When I'm putting on my makeup, I can't help but think of Photoshop.
I use foundation in places to cover redder areas, as if I am cloning from better areas. I sometimes use powder, as if to add a slight Gaussian blur. When I use eyeliner, I imagine I am adjusting curves (contrast). And when I put on mascara, I see the effect of an unsharp mask on my eyes. Lipstick and blush are a final boost of saturation.
I hadn't previously consciously thought about it like this. I just realized one day that that's what I was doing.
And let me just just plug the best Gaussian blur ever: Oil of Olay Daily Regenerating Serum. (I once bought the Enhancing Lotion instead by mistake, but the regenerating serum is definitely better.)

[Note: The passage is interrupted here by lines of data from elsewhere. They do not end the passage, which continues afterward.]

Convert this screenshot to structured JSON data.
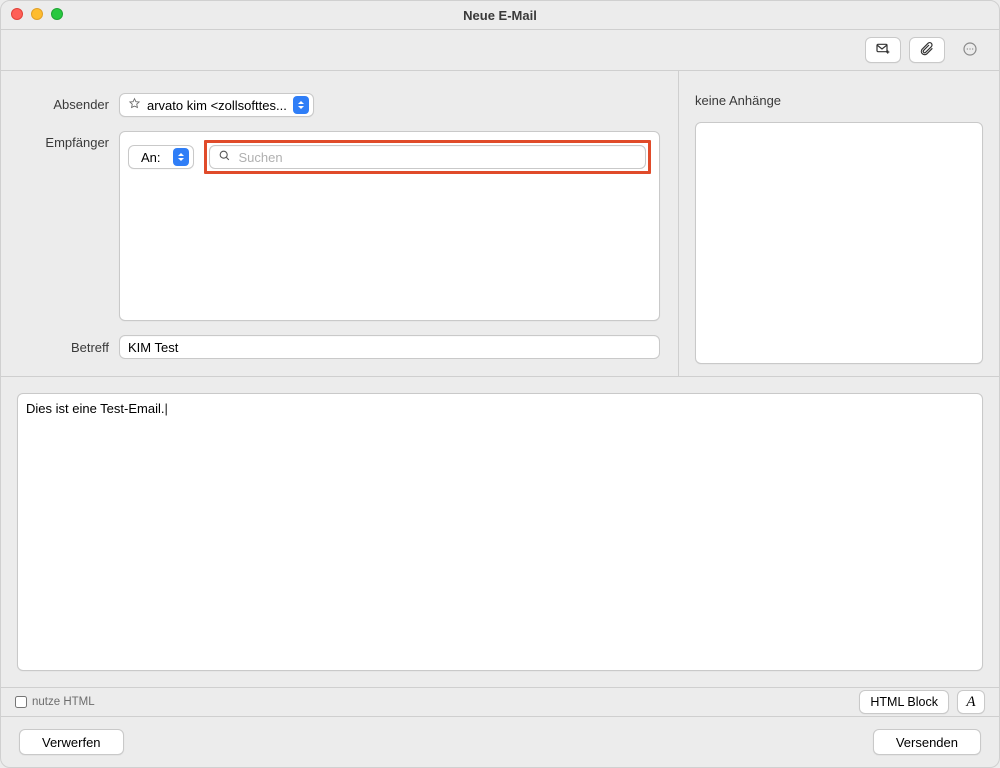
{
  "window": {
    "title": "Neue E-Mail"
  },
  "toolbar": {
    "envelope_icon": "envelope-add-icon",
    "attach_icon": "paperclip-icon",
    "more_icon": "more-icon"
  },
  "labels": {
    "sender": "Absender",
    "recipients": "Empfänger",
    "subject": "Betreff"
  },
  "sender": {
    "selected": "arvato kim <zollsofttes..."
  },
  "recipient": {
    "type_selected": "An:",
    "search_placeholder": "Suchen",
    "search_value": ""
  },
  "subject": {
    "value": "KIM Test"
  },
  "attachments": {
    "title": "keine Anhänge"
  },
  "body": {
    "text": "Dies ist eine Test-Email."
  },
  "options": {
    "use_html_label": "nutze HTML",
    "use_html_checked": false,
    "html_block_label": "HTML Block"
  },
  "footer": {
    "discard_label": "Verwerfen",
    "send_label": "Versenden"
  }
}
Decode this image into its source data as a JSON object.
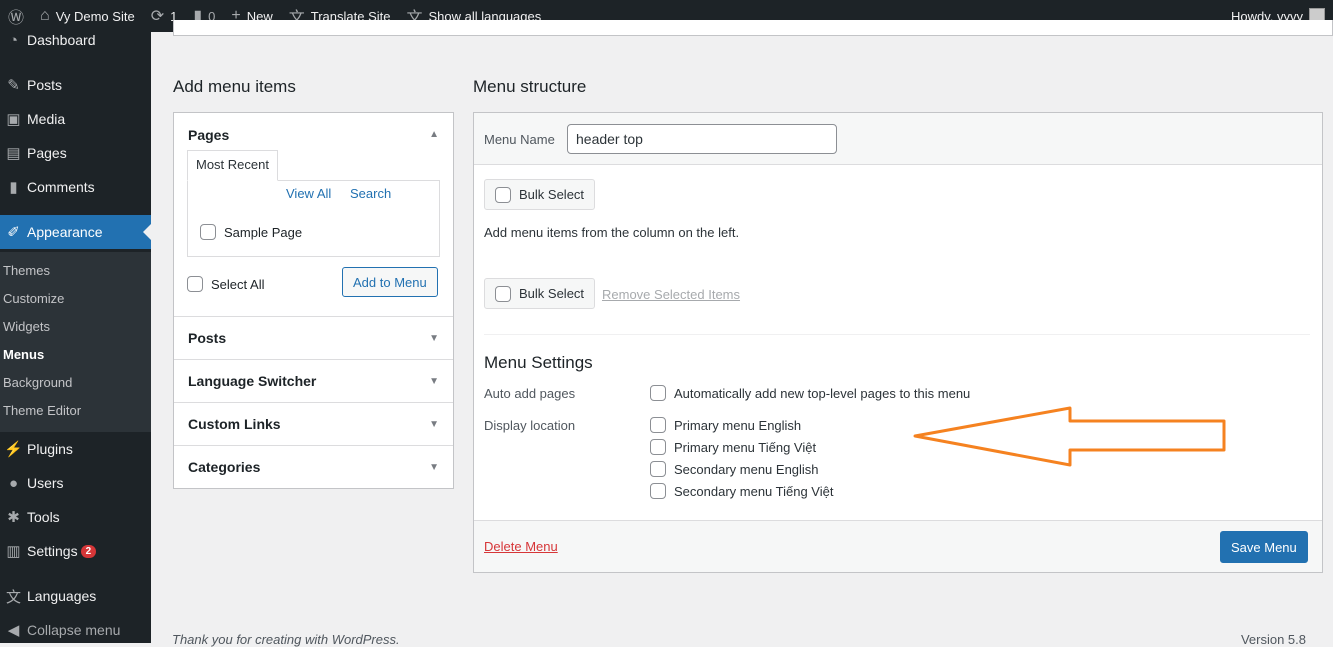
{
  "adminbar": {
    "site": "Vy Demo Site",
    "updates": "1",
    "comments": "0",
    "new": "New",
    "translate": "Translate Site",
    "languages": "Show all languages",
    "howdy": "Howdy, vyvy"
  },
  "sidebar": {
    "items": [
      "Dashboard",
      "Posts",
      "Media",
      "Pages",
      "Comments",
      "Appearance",
      "Plugins",
      "Users",
      "Tools",
      "Settings",
      "Languages",
      "Collapse menu"
    ],
    "settings_badge": "2",
    "submenu": [
      "Themes",
      "Customize",
      "Widgets",
      "Menus",
      "Background",
      "Theme Editor"
    ]
  },
  "left": {
    "title": "Add menu items",
    "pages": "Pages",
    "tabs": [
      "Most Recent",
      "View All",
      "Search"
    ],
    "sample": "Sample Page",
    "select_all": "Select All",
    "add": "Add to Menu",
    "sections": [
      "Posts",
      "Language Switcher",
      "Custom Links",
      "Categories"
    ]
  },
  "right": {
    "title": "Menu structure",
    "menu_name_label": "Menu Name",
    "menu_name": "header top",
    "bulk": "Bulk Select",
    "hint": "Add menu items from the column on the left.",
    "remove": "Remove Selected Items",
    "settings_title": "Menu Settings",
    "auto_label": "Auto add pages",
    "auto_opt": "Automatically add new top-level pages to this menu",
    "loc_label": "Display location",
    "locations": [
      "Primary menu English",
      "Primary menu Tiếng Việt",
      "Secondary menu English",
      "Secondary menu Tiếng Việt"
    ],
    "delete": "Delete Menu",
    "save": "Save Menu"
  },
  "footer": {
    "thanks": "Thank you for creating with WordPress.",
    "version": "Version 5.8"
  },
  "colors": {
    "accent": "#2271b1",
    "annotation_arrow": "#f58220",
    "badge": "#d63638"
  }
}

(I was just thinking about this now, inspired by this post by anonymous rowhouse. I don't think that putting on makeup is a rite of purification for me as she says it is for her, but it is a rite and one I would not give up easily. I don't like people to see my rough edges, from the ruddiness of my skin to the messiness of my apartment to the errors in my academic work. I try to control what I can. Even if I expect to be home all day, I usually put on a touch of makeup. I'd like to say that I do it for myself, like justrose says, "to bring the face i see more in line with the put-together way i feel inside." But I think my reasons are more self-conscious. I want to bring the face I see more in line with the put-together way I want others to see me.)